Еще не стемнело, и в тусклое осеннее небо недоуменно глядится расцветший каштан. К чему все это?
Пошли на прогон «Бесприданницы». В зале битком и пышно. Дождался Петр Наумович своего большого театра, нового дома. После четырех занавесов и решительных оваций повалили за кулисы. А в старом здании в зеленом зале зеленые от усталости стажеры репетируют завтрашний показ. Как мудро придумал Фома набрать стажеров – бьется-бурлит в театре новая жизнь. Заглянули к нему в библиотеку: сидит тихий в кресле, собирается ехать в университет – остатки юности сойдутся свое былое поминать.
– Присядьте хоть, Алёша, Иринушка…
Вздыхает: чудовищная загруженность. В феврале один едет в Псков на Пушкинские дни, театр отказался. Ирина обняла Хорошего, подарила ему медное елочное сердце – улыбнулся.
Зову Петра Наумовича на нашу премьеру по Бродскому.
– Прости… болею, в театр не хожу, и к вам, когда приду, не знаю, поди же у вас спектакль сырой еще?
– Лучше не будет.
– Ну все равно, приду, когда подсохнет… Романс, нет легкий марш в духе Булата: когда оно совсем подсохнет, тогда я, может быть, приду… Вот мы и развеселились, не долго нас беспокоят мертвецы. Я сегодня в Нижний не поехал на похороны: там хорошую, светлую женщину убили. Пошел на почту отправить телеграмму, написал, чтобы до десяти утра успели, а они: «В течение дня». Ну, говорю, я доплачу за срочность, но, может быть, есть кто-то, кто рукой, блядь, рукой возьмет и отнесет эту телеграмму в Дом актера?! Хотя кому там ее нести… вместе убивали, теперь вместе хоронят.
– А я дневники перечитываю, о нашей работе над Маркесом.
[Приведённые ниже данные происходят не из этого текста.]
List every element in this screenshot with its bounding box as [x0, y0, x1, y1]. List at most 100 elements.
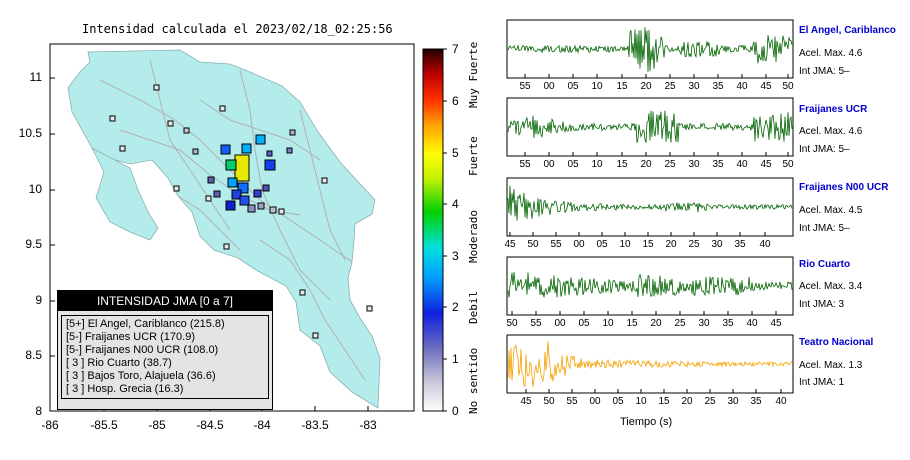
- station-marker: [192, 148, 199, 155]
- station-marker: [227, 177, 238, 188]
- waveform-tick-label: 15: [616, 159, 628, 170]
- trace-station-name: Rio Cuarto: [799, 259, 851, 270]
- waveform-tick-label: 40: [746, 318, 758, 329]
- colorbar-tick: 5: [452, 146, 459, 160]
- station-marker: [213, 190, 221, 198]
- waveform-tick-label: 25: [688, 239, 700, 250]
- waveform-tick-label: 55: [519, 81, 531, 92]
- colorbar-category: Fuerte: [467, 136, 480, 176]
- trace-accel: Acel. Max. 3.4: [799, 281, 863, 292]
- waveform-tick-label: 10: [635, 396, 647, 407]
- station-marker: [286, 147, 293, 154]
- colorbar-tick: 3: [452, 249, 459, 263]
- legend-item: [ 3 ] Hosp. Grecia (16.3): [66, 383, 184, 395]
- station-marker: [205, 195, 212, 202]
- waveform-tick-label: 30: [688, 159, 700, 170]
- waveform-tick-label: 10: [619, 239, 631, 250]
- waveform-tick-label: 45: [760, 159, 772, 170]
- station-marker: [119, 145, 126, 152]
- station-marker: [257, 202, 265, 210]
- station-marker: [225, 200, 236, 211]
- waveform-tick-label: 30: [727, 396, 739, 407]
- x-tick-label: -85: [148, 418, 166, 432]
- colorbar-tick: 4: [452, 197, 459, 211]
- station-marker: [239, 195, 250, 206]
- x-tick-label: -84: [253, 418, 271, 432]
- waveform-tick-label: 00: [543, 159, 555, 170]
- waveform-tick-label: 20: [665, 239, 677, 250]
- trace-station-name: Fraijanes UCR: [799, 104, 868, 115]
- station-marker: [255, 134, 266, 145]
- station-marker: [321, 177, 328, 184]
- trace-jma: Int JMA: 3: [799, 299, 845, 310]
- waveform-tick-label: 35: [712, 81, 724, 92]
- y-tick-label: 9: [35, 293, 42, 307]
- station-marker: [183, 127, 190, 134]
- waveform-tick-label: 40: [775, 396, 787, 407]
- colorbar-category: Moderado: [467, 210, 480, 263]
- station-marker: [223, 243, 230, 250]
- station-marker: [153, 84, 160, 91]
- station-marker: [264, 159, 276, 171]
- station-marker: [312, 332, 319, 339]
- waveform-tick-label: 05: [567, 159, 579, 170]
- intensity-colorbar: [422, 48, 447, 412]
- waveform-tick-label: 50: [527, 239, 539, 250]
- waveform-panels: [506, 19, 794, 394]
- trace-station-name: El Angel, Cariblanco: [799, 25, 896, 36]
- waveform-tick-label: 50: [506, 318, 518, 329]
- station-marker: [241, 143, 252, 154]
- legend-item: [ 3 ] Bajos Toro, Alajuela (36.6): [66, 370, 216, 382]
- station-marker: [366, 305, 373, 312]
- waveform-tick-label: 00: [589, 396, 601, 407]
- waveform-trace: [507, 110, 793, 143]
- colorbar-category: Muy Fuerte: [467, 41, 480, 108]
- legend-list: [5+] El Angel, Cariblanco (215.8) [5-] F…: [61, 315, 269, 399]
- waveform-tick-label: 20: [681, 396, 693, 407]
- waveform-tick-label: 55: [566, 396, 578, 407]
- waveform-tick-label: 40: [736, 159, 748, 170]
- waveform-tick-label: 10: [591, 81, 603, 92]
- waveform-tick-label: 10: [602, 318, 614, 329]
- waveform-tick-label: 50: [782, 159, 794, 170]
- waveform-tick-label: 20: [640, 81, 652, 92]
- station-marker: [220, 144, 231, 155]
- colorbar-tick: 0: [452, 404, 459, 418]
- waveform-tick-label: 00: [543, 81, 555, 92]
- waveform-tick-label: 45: [504, 239, 516, 250]
- colorbar-tick: 2: [452, 300, 459, 314]
- station-marker: [299, 289, 306, 296]
- x-tick-label: -85.5: [90, 418, 118, 432]
- trace-accel: Acel. Max. 4.6: [799, 48, 863, 59]
- station-marker: [262, 184, 270, 192]
- station-marker: [278, 208, 285, 215]
- waveform-tick-label: 05: [578, 318, 590, 329]
- x-tick-label: -86: [41, 418, 59, 432]
- x-tick-label: -83: [359, 418, 377, 432]
- trace-accel: Acel. Max. 4.5: [799, 205, 863, 216]
- station-marker: [289, 129, 296, 136]
- waveform-tick-label: 35: [734, 239, 746, 250]
- waveform-tick-label: 25: [664, 159, 676, 170]
- map-title: Intensidad calculada el 2023/02/18_02:25…: [82, 22, 393, 36]
- y-tick-label: 8: [35, 404, 42, 418]
- intensity-legend: INTENSIDAD JMA [0 a 7] [5+] El Angel, Ca…: [57, 290, 273, 410]
- waveform-tick-label: 00: [573, 239, 585, 250]
- waveform-tick-label: 05: [612, 396, 624, 407]
- y-tick-label: 9.5: [25, 237, 42, 251]
- waveform-tick-label: 35: [722, 318, 734, 329]
- colorbar-tick: 1: [452, 352, 459, 366]
- colorbar-category: No sentido: [467, 347, 480, 414]
- station-marker: [253, 189, 262, 198]
- trace-jma: Int JMA: 5–: [799, 66, 850, 77]
- trace-accel: Acel. Max. 4.6: [799, 126, 863, 137]
- waveform-tick-label: 50: [543, 396, 555, 407]
- waveform-trace: [507, 272, 793, 298]
- y-tick-label: 10: [28, 182, 42, 196]
- waveform-tick-label: 30: [698, 318, 710, 329]
- station-marker: [225, 159, 237, 171]
- waveform-tick-label: 05: [596, 239, 608, 250]
- waveform-tick-label: 15: [658, 396, 670, 407]
- waveform-tick-label: 05: [567, 81, 579, 92]
- colorbar-category: Debil: [467, 290, 480, 324]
– Очень рекомендую издать – сожрут живьем. Впрочем, это полезно, яд в гомеопатических дозах развивает ядонезависимость. Но дозы подчас негомеопатические.
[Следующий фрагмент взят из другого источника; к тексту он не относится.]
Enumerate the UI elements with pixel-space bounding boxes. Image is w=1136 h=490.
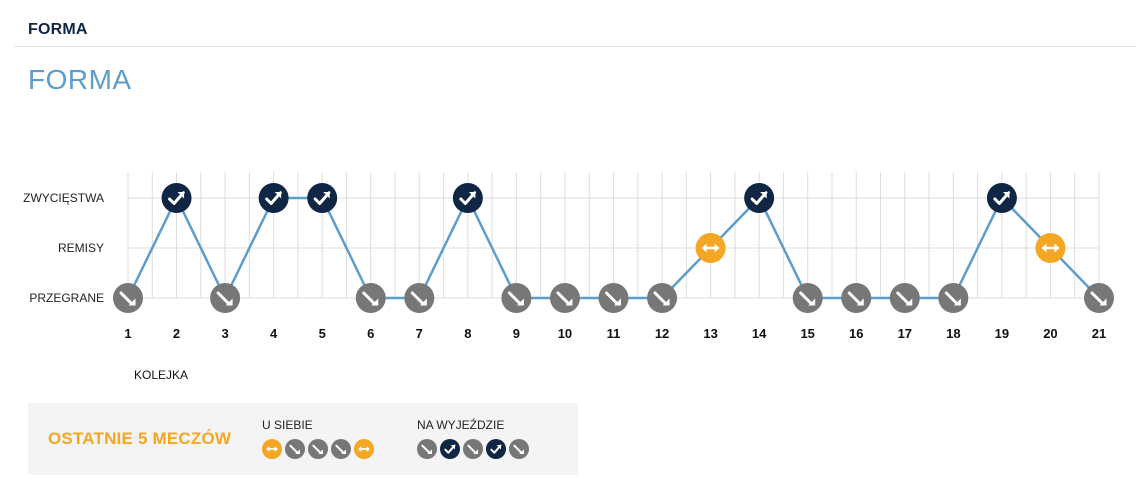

Фома часто говорит, что режиссура – профессия смертников. То, что всерьез потрясает, вызывает страх, тревогу, подлинное сострадание или ужас, – отторгается. Режиссеры – антитела. Отторжение миром. Ставка высокая, всегда конечная… И большей частью – игра на поражение.
Черная речка в Ленинграде, туда мы с папой ходили гулять.
Зима, меня, завернутого в шубку, отец везет на санках к месту дуэли Пушкина. Слева стела и справа стела – проход к мемориалу. Папа сказал, что стрелялись с этого расстояния – 6 шагов. Вряд ли так было, но смертельное расстояние впечатляло и на стеле выбиты лермонтовские стихи: «Погиб поэт, невольник чести…»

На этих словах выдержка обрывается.